Unacceptable design for my use case, then.

I don't see how revealing buffer text that has a replacing display
property, rather than the replacement, is good design.

The results of putting display properties on autocompositions
are...entertaining, in any case. I've now got an "x" character that
C-x = tells me is an "i"...

> These strings are
> more akin to images than to a part of buffer text, so mixing them with
> buffer text on display would be a grave mistake.

No, it wouldn't be. If two letters appear with no intervening space,
they need to be kerned and ligated if appropriate, no matter where
they come from. If people want a ZWNJ, that's perfectly available to
them.

> > > Please note: I'm not talking about the regexp part -- that part you
> > > anyway will need to decide how to extend or augment.  I'm telling you
> > > right here and now that blindly taking a fixed amount of surrounding
> > > text will not be acceptable.  You can either come up with some smarter
> > > regexp (and you are wrong: the regexps in composition-function-table
> > > do NOT have to match only fixed strings, you can see that they don't
> > > in the part of the table we set up for the Arabic script);
> >
> > Again, I think the limits are fixed: 4 characters of history and 500
> > characters of look-ahead. What am I missing?
>
> Fixed limits and fixed strings are two different things.  You can
> match strings of many different lengths up to a limit.

Which effectively means you can match strings of that limited length.

> The 3 previous characters are rarely needed, certainly not for English
> ligatures, because you can detect the sequence by the first character.

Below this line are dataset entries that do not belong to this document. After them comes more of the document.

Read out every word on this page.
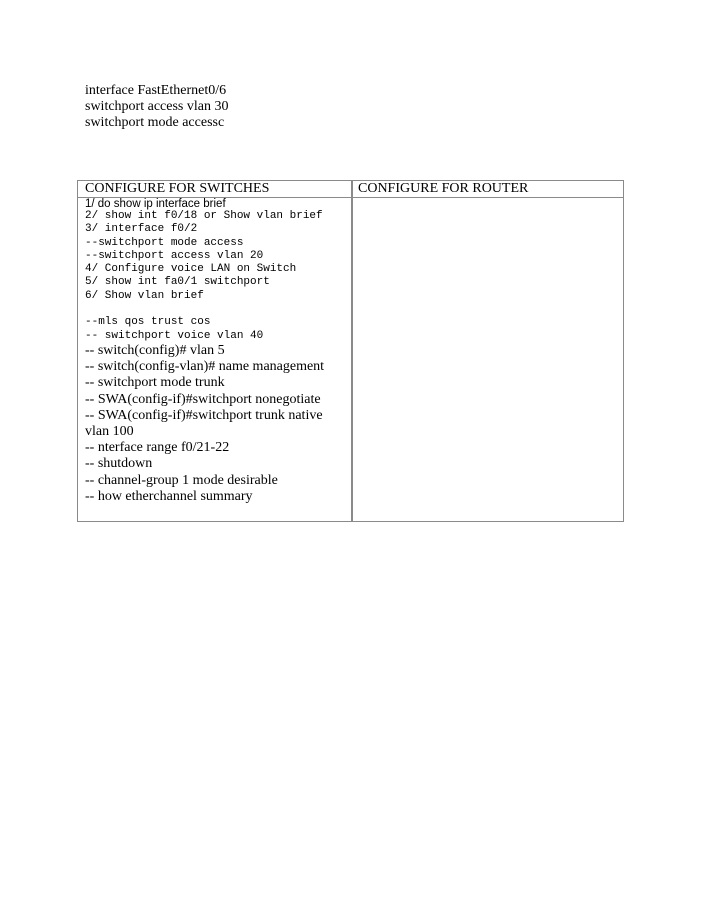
interface FastEthernet0/6
switchport access vlan 30
switchport mode accessc
CONFIGURE FOR SWITCHES	CONFIGURE FOR ROUTER
1/ do show ip interface brief
2/ show int f0/18 or Show vlan brief
3/ interface f0/2
--switchport mode access
--switchport access vlan 20
4/ Configure voice LAN on Switch
5/ show int fa0/1 switchport
6/ Show vlan brief
--mls qos trust cos
-- switchport voice vlan 40
-- switch(config)# vlan 5
-- switch(config-vlan)# name management
-- switchport mode trunk
-- SWA(config-if)#switchport nonegotiate
-- SWA(config-if)#switchport trunk native vlan 100
-- nterface range f0/21-22
-- shutdown
-- channel-group 1 mode desirable
-- how etherchannel summary
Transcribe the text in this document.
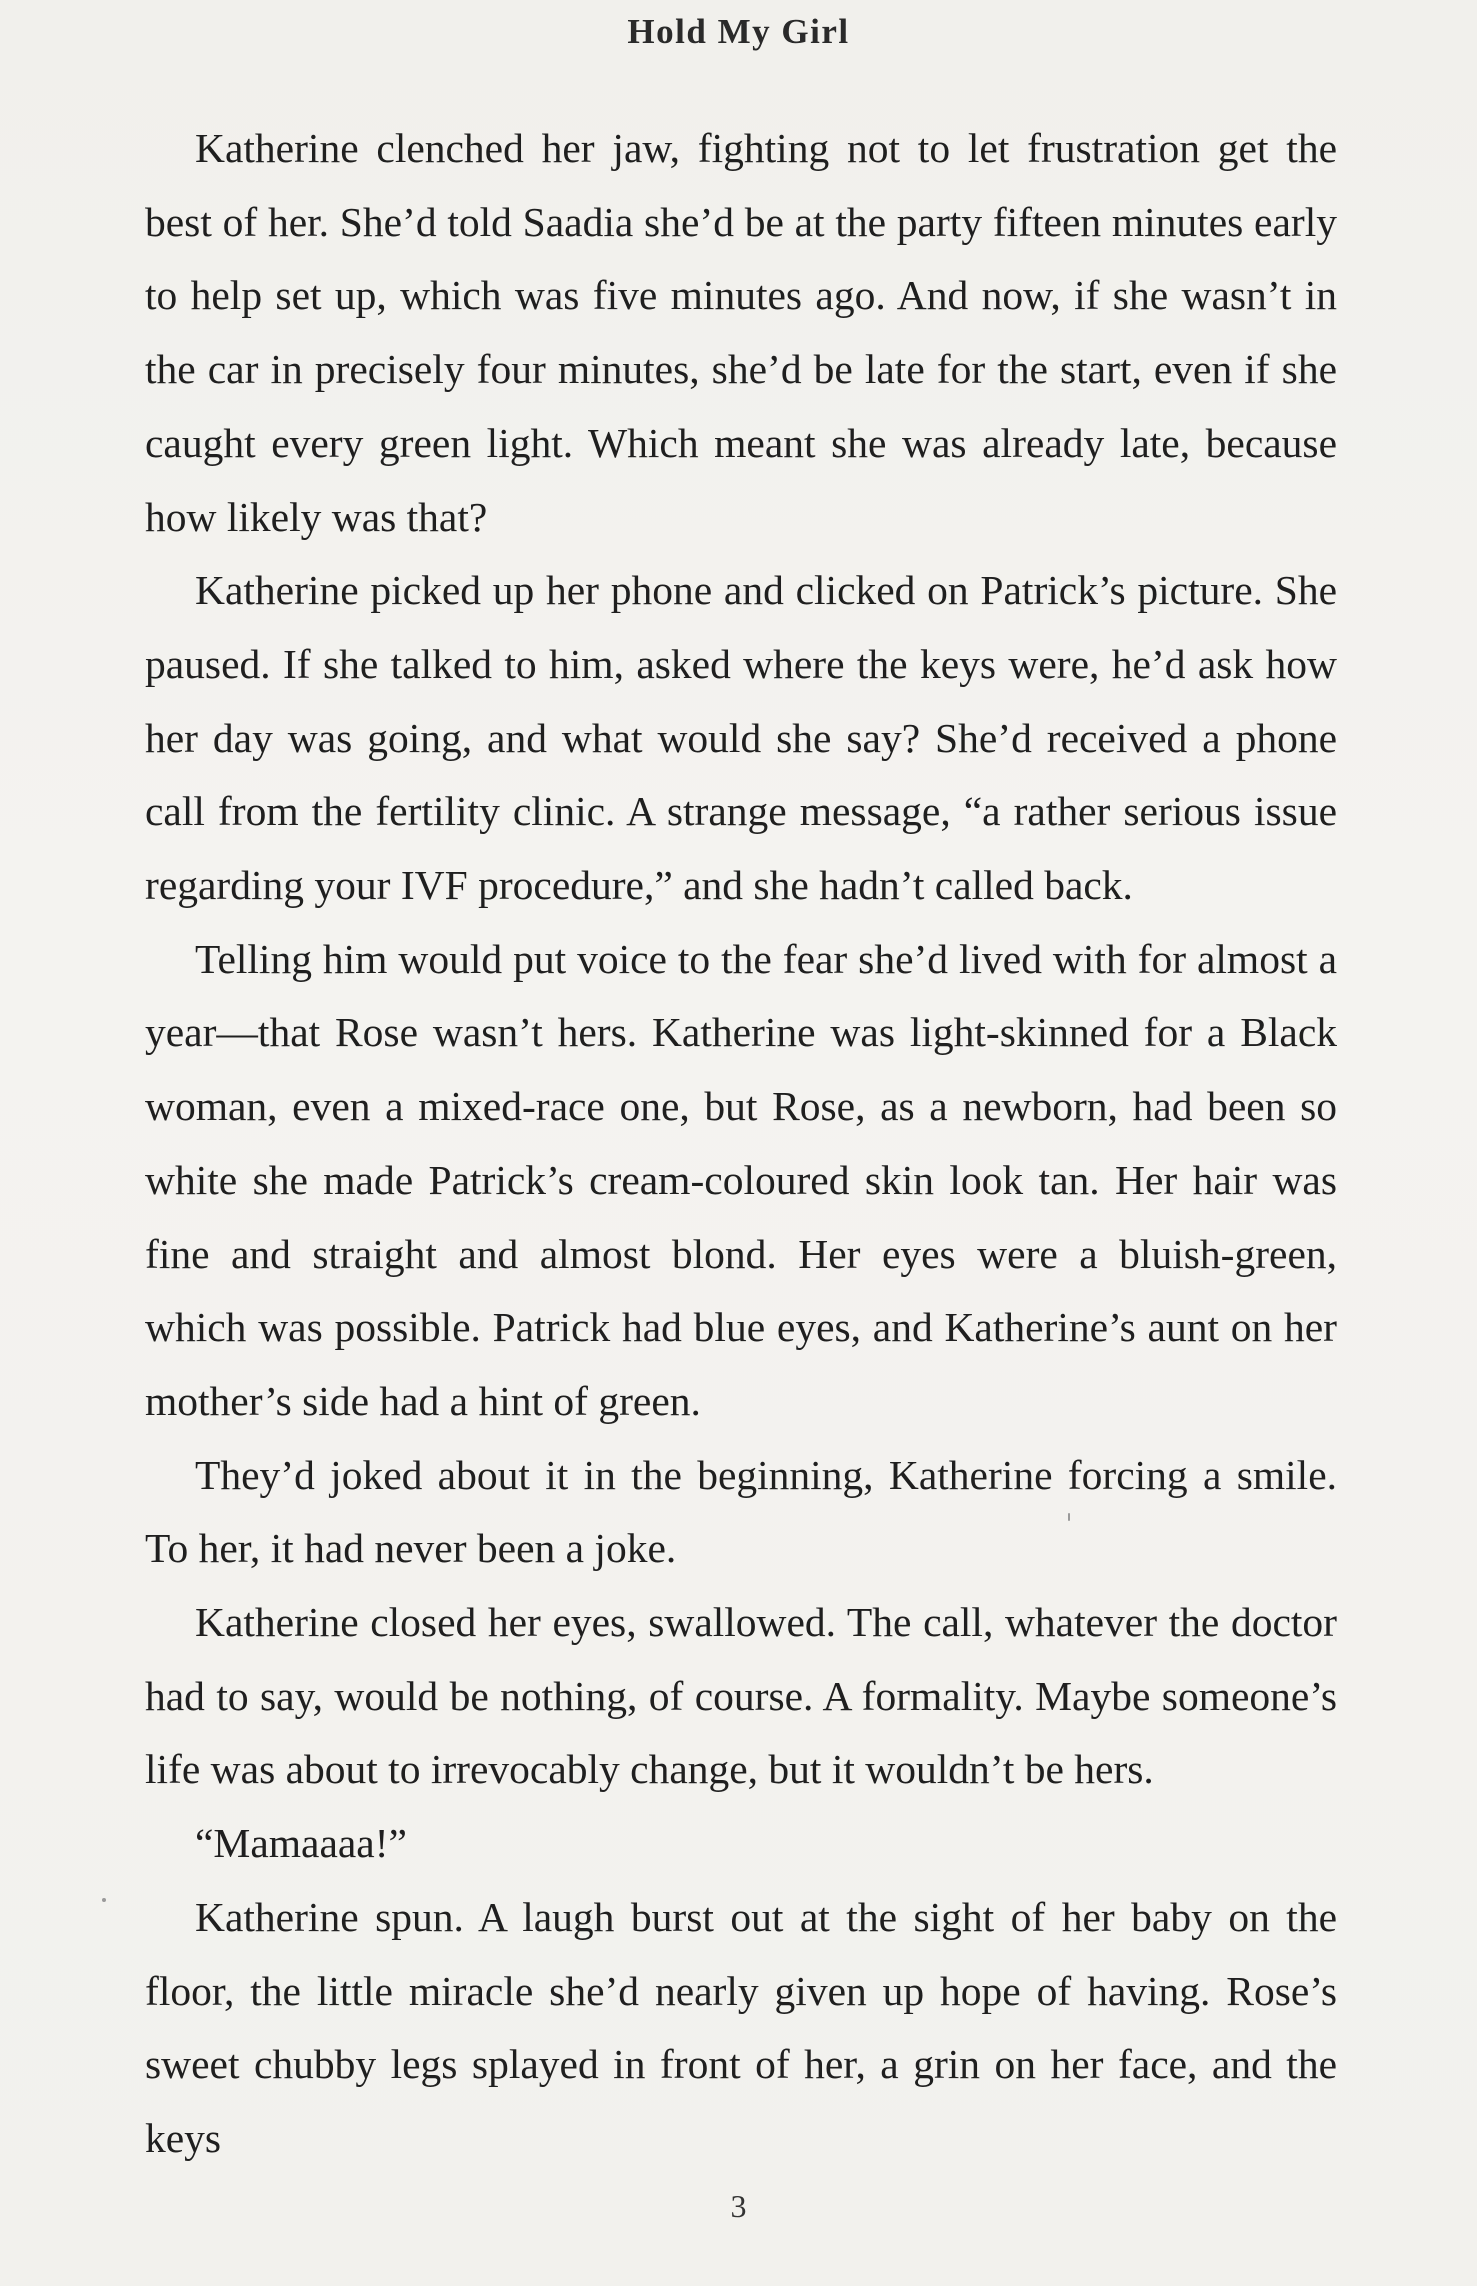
Hold My Girl

Katherine clenched her jaw, fighting not to let frustration get the best of her. She’d told Saadia she’d be at the party fifteen minutes early to help set up, which was five minutes ago. And now, if she wasn’t in the car in precisely four minutes, she’d be late for the start, even if she caught every green light. Which meant she was already late, because how likely was that?

Katherine picked up her phone and clicked on Patrick’s picture. She paused. If she talked to him, asked where the keys were, he’d ask how her day was going, and what would she say? She’d received a phone call from the fertility clinic. A strange message, “a rather serious issue regarding your IVF procedure,” and she hadn’t called back.

Telling him would put voice to the fear she’d lived with for almost a year—that Rose wasn’t hers. Katherine was light-skinned for a Black woman, even a mixed-race one, but Rose, as a newborn, had been so white she made Patrick’s cream-coloured skin look tan. Her hair was fine and straight and almost blond. Her eyes were a bluish-green, which was possible. Patrick had blue eyes, and Katherine’s aunt on her mother’s side had a hint of green.

They’d joked about it in the beginning, Katherine forcing a smile. To her, it had never been a joke.

Katherine closed her eyes, swallowed. The call, whatever the doctor had to say, would be nothing, of course. A formality. Maybe someone’s life was about to irrevocably change, but it wouldn’t be hers.

“Mamaaaa!”

Katherine spun. A laugh burst out at the sight of her baby on the floor, the little miracle she’d nearly given up hope of having. Rose’s sweet chubby legs splayed in front of her, a grin on her face, and the keys

3
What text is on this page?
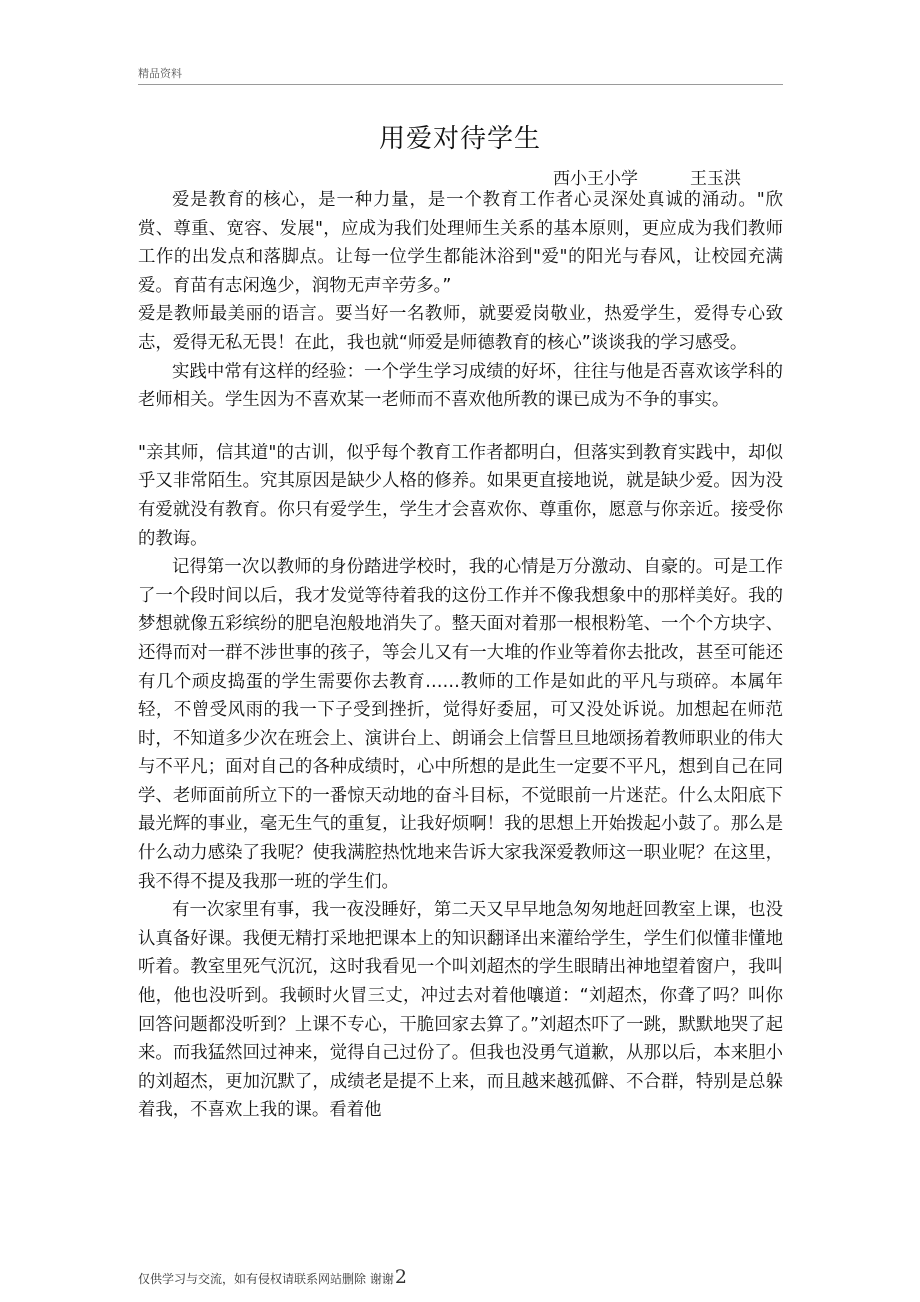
精品资料
用爱对待学生
西小王小学	王玉洪

爱是教育的核心，是一种力量，是一个教育工作者心灵深处真诚的涌动。"欣赏、尊重、宽容、发展"，应成为我们处理师生关系的基本原则，更应成为我们教师工作的出发点和落脚点。让每一位学生都能沐浴到"爱"的阳光与春风，让校园充满爱。育苗有志闲逸少，润物无声辛劳多。”

爱是教师最美丽的语言。要当好一名教师，就要爱岗敬业，热爱学生，爱得专心致志，爱得无私无畏！在此，我也就“师爱是师德教育的核心”谈谈我的学习感受。

实践中常有这样的经验：一个学生学习成绩的好坏，往往与他是否喜欢该学科的老师相关。学生因为不喜欢某一老师而不喜欢他所教的课已成为不争的事实。

"亲其师，信其道"的古训，似乎每个教育工作者都明白，但落实到教育实践中，却似乎又非常陌生。究其原因是缺少人格的修养。如果更直接地说，就是缺少爱。因为没有爱就没有教育。你只有爱学生，学生才会喜欢你、尊重你，愿意与你亲近。接受你的教诲。

记得第一次以教师的身份踏进学校时，我的心情是万分激动、自豪的。可是工作了一个段时间以后，我才发觉等待着我的这份工作并不像我想象中的那样美好。我的梦想就像五彩缤纷的肥皂泡般地消失了。整天面对着那一根根粉笔、一个个方块字、还得而对一群不涉世事的孩子，等会儿又有一大堆的作业等着你去批改，甚至可能还有几个顽皮捣蛋的学生需要你去教育……教师的工作是如此的平凡与琐碎。本属年轻，不曾受风雨的我一下子受到挫折，觉得好委屈，可又没处诉说。加想起在师范时，不知道多少次在班会上、演讲台上、朗诵会上信誓旦旦地颂扬着教师职业的伟大与不平凡；面对自己的各种成绩时，心中所想的是此生一定要不平凡，想到自己在同学、老师面前所立下的一番惊天动地的奋斗目标，不觉眼前一片迷茫。什么太阳底下最光辉的事业，毫无生气的重复，让我好烦啊！我的思想上开始拨起小鼓了。那么是什么动力感染了我呢？使我满腔热忱地来告诉大家我深爱教师这一职业呢？在这里，我不得不提及我那一班的学生们。

有一次家里有事，我一夜没睡好，第二天又早早地急匆匆地赶回教室上课，也没认真备好课。我便无精打采地把课本上的知识翻译出来灌给学生，学生们似懂非懂地听着。教室里死气沉沉，这时我看见一个叫刘超杰的学生眼睛出神地望着窗户，我叫他，他也没听到。我顿时火冒三丈，冲过去对着他嚷道：“刘超杰，你聋了吗？叫你回答问题都没听到？上课不专心，干脆回家去算了。”刘超杰吓了一跳，默默地哭了起来。而我猛然回过神来，觉得自己过份了。但我也没勇气道歉，从那以后，本来胆小的刘超杰，更加沉默了，成绩老是提不上来，而且越来越孤僻、不合群，特别是总躲着我，不喜欢上我的课。看着他

仅供学习与交流，如有侵权请联系网站删除 谢谢2
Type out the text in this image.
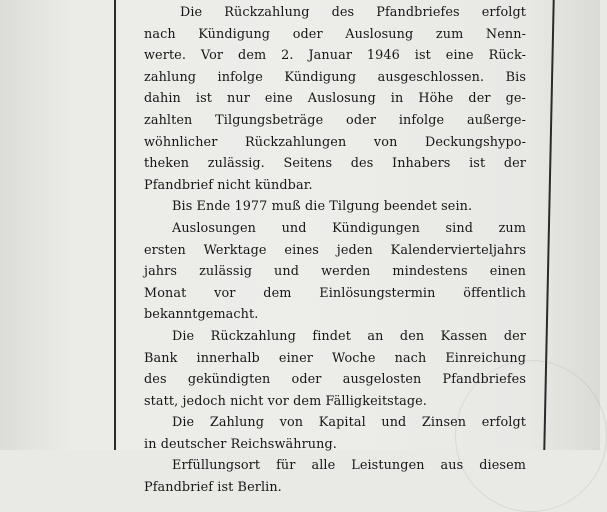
Die Rückzahlung des Pfandbriefes erfolgt
nach Kündigung oder Auslosung zum Nenn-
werte. Vor dem 2. Januar 1946 ist eine Rück-
zahlung infolge Kündigung ausgeschlossen. Bis
dahin ist nur eine Auslosung in Höhe der ge-
zahlten Tilgungsbeträge oder infolge außerge-
wöhnlicher Rückzahlungen von Deckungshypo-
theken zulässig. Seitens des Inhabers ist der
Pfandbrief nicht kündbar.
Bis Ende 1977 muß die Tilgung beendet sein.
Auslosungen und Kündigungen sind zum
ersten Werktage eines jeden Kalendervierteljahrs
jahrs zulässig und werden mindestens einen
Monat vor dem Einlösungstermin öffentlich
bekanntgemacht.
Die Rückzahlung findet an den Kassen der
Bank innerhalb einer Woche nach Einreichung
des gekündigten oder ausgelosten Pfandbriefes
statt, jedoch nicht vor dem Fälligkeitstage.
Die Zahlung von Kapital und Zinsen erfolgt
in deutscher Reichswährung.
Erfüllungsort für alle Leistungen aus diesem
Pfandbrief ist Berlin.
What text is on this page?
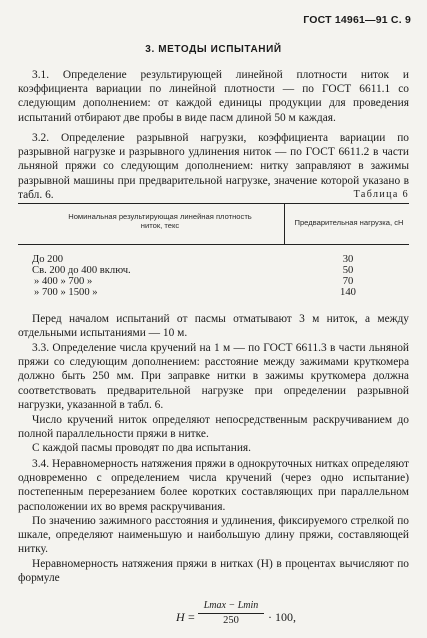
ГОСТ 14961—91 С. 9
3. МЕТОДЫ ИСПЫТАНИЙ

3.1. Определение результирующей линейной плотности ниток и коэффициента вариации по линейной плотности — по ГОСТ 6611.1 со следующим дополнением: от каждой единицы продукции для проведения испытаний отбирают две пробы в виде пасм длиной 50 м каждая.

3.2. Определение разрывной нагрузки, коэффициента вариации по разрывной нагрузке и разрывного удлинения ниток — по ГОСТ 6611.2 в части льняной пряжи со следующим дополнением: нитку заправляют в зажимы разрывной машины при предварительной нагрузке, значение которой указано в табл. 6.	Таблица 6
Номинальная результирующая линейная плотность ниток, текс	Предварительная нагрузка, сН
До 200	30
Св. 200 до 400 включ.	50
» 400 » 700 »	70
» 700 » 1500 »	140

Перед началом испытаний от пасмы отматывают 3 м ниток, а между отдельными испытаниями — 10 м.

3.3. Определение числа кручений на 1 м — по ГОСТ 6611.3 в части льняной пряжи со следующим дополнением: расстояние между зажимами круткомера должно быть 250 мм. При заправке нитки в зажимы круткомера должна соответствовать предварительной нагрузке при определении разрывной нагрузки, указанной в табл. 6.

Число кручений ниток определяют непосредственным раскручиванием до полной параллельности пряжи в нитке.

С каждой пасмы проводят по два испытания.

3.4. Неравномерность натяжения пряжи в однокруточных нитках определяют одновременно с определением числа кручений (через одно испытание) постепенным перерезанием более коротких составляющих при параллельном расположении их во время раскручивания.

По значению зажимного расстояния и удлинения, фиксируемого стрелкой по шкале, определяют наименьшую и наибольшую длину пряжи, составляющей нитку.

Неравномерность натяжения пряжи в нитках (H) в процентах вычисляют по формуле

H =
Lmax − Lmin
250	· 100,
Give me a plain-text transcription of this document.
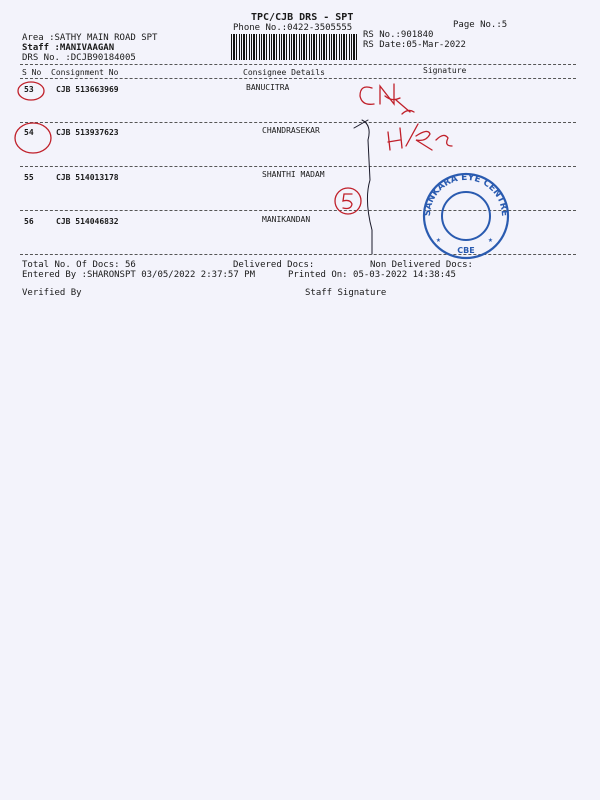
TPC/CJB DRS - SPT
Phone No.:0422-3505555	Page No.:5
Area :SATHY MAIN ROAD SPT
Staff :MANIVAAGAN
DRS No. :DCJB90184005
RS No.:901840
RS Date:05-Mar-2022
S No Consignment No	Consignee Details	Signature
53	CJB 513663969	BANUCITRA
54	CJB 513937623	CHANDRASEKAR
55	CJB 514013178	SHANTHI MADAM
56	CJB 514046832	MANIKANDAN
Total No. Of Docs: 56	Delivered Docs:	Non Delivered Docs:
Entered By :SHARONSPT 03/05/2022 2:37:57 PM	Printed On: 05-03-2022 14:38:45
Verified By	Staff Signature
SANKARA EYE CENTRE
CBE
★	★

Precisely the same argument applies to my 16-character limit. A script
in which a glyph depends on something happening 16 codepoints onwards,
or back, is extremely unlikely.

> Anyway, you again focus on the (separate) issue of determining the
> context.  Whereas I was mainly talking about what happens _after_ you
> determine the context: how do you collect the characters to pass to
> the shaper, how you present to the layout code the glyphs returned by
> the shaper, and how you lay out those glyphs by inserting them into
> the glyph rows of the glyph matrix.  It is this code that I see no
> reason to modify, definitely not significantly.

It needs to be modified, significantly, to support entering glyphs, to
support kerning, and to support things like ligating across a buffer
text / display string boundary.

> > > or you can
> > > decide on something more complex, like a function.  Either way, the
> > > amount of text that this will pick up and pass to the shaper should be
> > > reasonable and should be determined by some understandable rules.  And
> > > those rules must be controllable from Lisp.
> >
> > That last part isn't true for the composite.c code, which imposes a
> > limit of 4 characters of history and 500 characters of look-ahead
>
> How do those limits violate the above requirement?  The 3-char
> prev-chars limit is "reasonable" because we currently don't need more,

It's hardcoded in C, though. A 16-character limit, as explained above,
is perfectly "reasonable" for determining the shape of a single glyph.

> and the other limit doesn't exist AFAICT -- you could make a regexp
> that matched very long strings, if needed.

Hmm. I thought I saw weirdness around the 500th character, but it's
probably one of the other bugs.

But, seriously, you're still willing to argue that point shouldn't be
able to enter the "ffi" glyph? Not even if the user wants it? Because
if so, I suggest we interrupt the discussion here.